Illustration: Binay Sinha
There’s much celebration when the prime minister gets a foreign award. These can range from governments: Donald Trump, President of the US, which also funds ‘evil’ Freedom House, honoured Modi with his Legion of Merit for enhancing our strategic partnership. Saudi Arabia, Order of Abdul Aziz Al Saud; Grand Collar of the State of Palestine; Afghanistan, State Order of Ghazi Amir Amanullah Khan; UAE, Order of Zayed; Maldives, Order of Distinguished Rule of Nishan Izzuddin; Russia, Order of St. Andrew, and so on.
If these are sovereign nations, there are the UN agencies.
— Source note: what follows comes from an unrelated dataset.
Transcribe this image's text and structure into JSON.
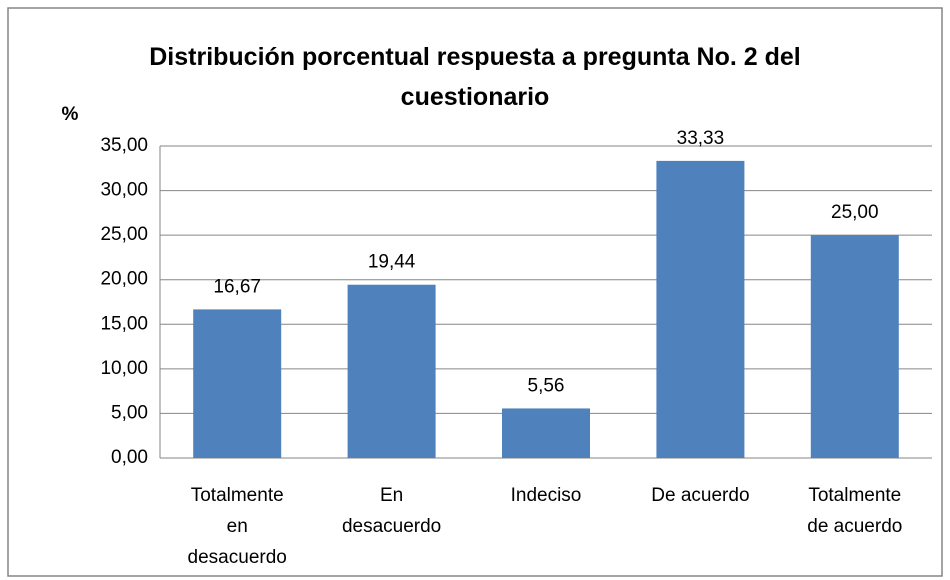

United Nations Environment Programme (UNEP) with Champion of the Earth Award, foundations, Bill and Melinda Gates’s ‘Global Goalkeeper Award’ for Swachh Bharat Mission, and in our view, very well deserved.
We don’t like criticism from foreign media because it is so biased? We didn’t complain in 2014 and ‘16, when Time magazine named Modi as their Person of the Year. The same Time, now in the doghouse contributed to the rising Modi legend in 2012 by featuring him on the cover with the headline ‘Modi Means Business’. Then he was promoting his ‘Gujarat Model.’
Leading global business magazine Fortune, meanwhile, listed him at 5 in 2015 in its list of the World’s Greatest Leaders. Forbes, viciously critical of Modinomics since the demonetisation, routinely lists him high in its Most Powerful People in the World rankings. It was 15th in 2014 and then 9th in 2015, ’16, ’18.
Foreign corporates, you can list the Kotler Award and now the CERAWeek award. CERAWeek, by the way, is the name of an annual, week-long conference of a large oil, gas and energy consultancy founded by author and domain expert Daniel Yergin. The name of the consultancy is Cambridge Energy Research Associates or CERA. It is based in Massachusetts.
The short point is, if praise and adulation from this full range of foreign bodies is acceptable, why such resentment over criticism? The world acknowledges India and its current leadership for its popularity and energy. For heaven’s sake, even Madam Tussaud’s has put up Modi’s wax statue. But the same world then also has expectations from a democratic India. And when it sees these not being met, it complains. It deserves a hearing, not to be kicked in the shins.
And please don’t tell me if things were so bad how could you get away with writing this article? That I can write this and probably get away surely means not everything is lost. We are still a democracy. But our flaws are deepening. Or, you wouldn’t have Disha Ravi in jail and this breathtaking new set of injunctions on digital news media.
The truth, regrettably, is that we have been in this place before. The ‘foreign hand’ of the 1970s returned in the late 1980s as Rajiv Gandhi’s troubles increased and he threatened to teach these foreign malcontents a lesson they won’t forget: ‘Nani yaad dila denge’.
In the 1990s, it got worse, with persistent attacks from global human rights activists, foundations, and governments. Remember, this was when US Assistant Secretary of State Robin Raphel was demonised for daring to suggest that the Instrument of Accession in Kashmir wasn’t final.
From there, we have reached a place where America is a ‘natural strategic ally’. The alliance is growing into the Quad. India is also eyeing entry, at some point, in the elite Five Eyes grouping. The promise is of building a $5 trillion economy sooner than you imagine. Aspiration is to be a global power, economically, strategically and morally, the Vishwaguru.
And then we become so prickly at the mildest suggestion of disagreement or criticism. This is the very definition of how you let yourselves down.